31 707
Wijziging van de Wet financiering sociale verzekeringen en enige andere wetten in verband met de invoering van een premiekorting voor het in dienst nemen van uitkeringsgerechtigden van 50 jaar en ouder en het in dienst houden van werknemers van 62 jaar en ouder

nr. 8
NOTA VAN WIJZIGING

Ontvangen 20 oktober 2008

Het voorstel van wet wordt als volgt gewijzigd:

1

Het in artikel I, onderdeel C, voorgestelde artikel 47 wordt als volgt gewijzigd:

a. In het tweede lid wordt «loontijdvak» vervangen door: het tijdvak waarover premie wordt betaald.

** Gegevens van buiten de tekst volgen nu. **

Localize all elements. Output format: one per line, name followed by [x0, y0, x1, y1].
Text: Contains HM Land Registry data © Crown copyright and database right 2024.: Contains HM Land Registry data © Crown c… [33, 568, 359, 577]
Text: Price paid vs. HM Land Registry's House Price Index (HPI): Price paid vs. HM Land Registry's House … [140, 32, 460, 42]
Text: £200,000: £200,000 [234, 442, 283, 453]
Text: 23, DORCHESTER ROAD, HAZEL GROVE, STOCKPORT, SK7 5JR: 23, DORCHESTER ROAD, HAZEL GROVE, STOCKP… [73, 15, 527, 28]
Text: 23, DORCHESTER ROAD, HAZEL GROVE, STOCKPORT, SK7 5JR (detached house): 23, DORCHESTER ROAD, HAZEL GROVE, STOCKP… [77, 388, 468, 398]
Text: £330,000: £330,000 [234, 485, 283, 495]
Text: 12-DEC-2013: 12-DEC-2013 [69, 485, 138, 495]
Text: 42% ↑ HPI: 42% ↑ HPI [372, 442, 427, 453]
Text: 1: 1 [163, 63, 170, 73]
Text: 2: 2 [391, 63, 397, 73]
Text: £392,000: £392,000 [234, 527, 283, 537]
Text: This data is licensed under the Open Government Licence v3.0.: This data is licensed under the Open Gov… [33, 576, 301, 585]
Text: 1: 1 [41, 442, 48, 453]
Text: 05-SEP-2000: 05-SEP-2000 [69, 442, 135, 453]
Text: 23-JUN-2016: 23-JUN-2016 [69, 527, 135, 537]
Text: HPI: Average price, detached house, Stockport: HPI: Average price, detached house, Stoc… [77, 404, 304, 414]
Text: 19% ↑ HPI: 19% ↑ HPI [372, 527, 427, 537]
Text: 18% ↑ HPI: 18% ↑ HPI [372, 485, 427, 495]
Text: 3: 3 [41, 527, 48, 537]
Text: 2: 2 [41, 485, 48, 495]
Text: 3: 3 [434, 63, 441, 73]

b. Aan het artikel wordt een lid toegevoegd, luidende:

3. De werkgever bewaart bij de loonadministratie een verklaring van het Uitvoeringsinstituut werknemersverzekeringen, het college van burgemeester en wethouders of een andere uitkeringsinstantie, dat de werknemer, bedoeld in het eerste lid, voorafgaande aan de datum van aanvang van dienstbetrekking recht had op een uitkering als bedoeld in het eerste lid, onderdeel a.

2

Het in artikel I, onderdeel D, voorgestelde artikel 48 wordt als volgt gewijzigd:

a. In het tweede lid wordt «loontijdvak» vervangen door: het tijdvak waarover premie wordt betaald.

b. Het vierde lid komt te luiden:

4. Voor een werknemer zonder vast overeengekomen arbeidsduur wordt de vermindering bepaald aan de hand van het aantal uren waarover de werkgever loon is verschuldigd in het tijdvak waarover premie wordt betaald herleid naar weken.

3

In het in artikel I, onderdeel H, voorgestelde artikel 50c, tweede lid, wordt «waaronder voor het vaststellen van de arbeidsduur» vervangen door: waaronder voor het berekenen van de evenredige vermindering en de samenloop van premiekortingen en premievrijstelling in het tijdvak waarover premie wordt betaald.

4

In het in artikel I, onderdeel P, voorgestelde artikel 122b, tweede lid, vervalt: «en zijn werknemers».

Toelichting

Met deze wijzigingen worden een aantal bepalingen opgenomen ter ondersteuning van de controle op de toepassing van de premiekorting. De in de memorie van toelichting bij het wetsvoorstel geschetste werkwijze wordt daarmee niet aangepast, maar krijgt een duidelijker wettelijke basis.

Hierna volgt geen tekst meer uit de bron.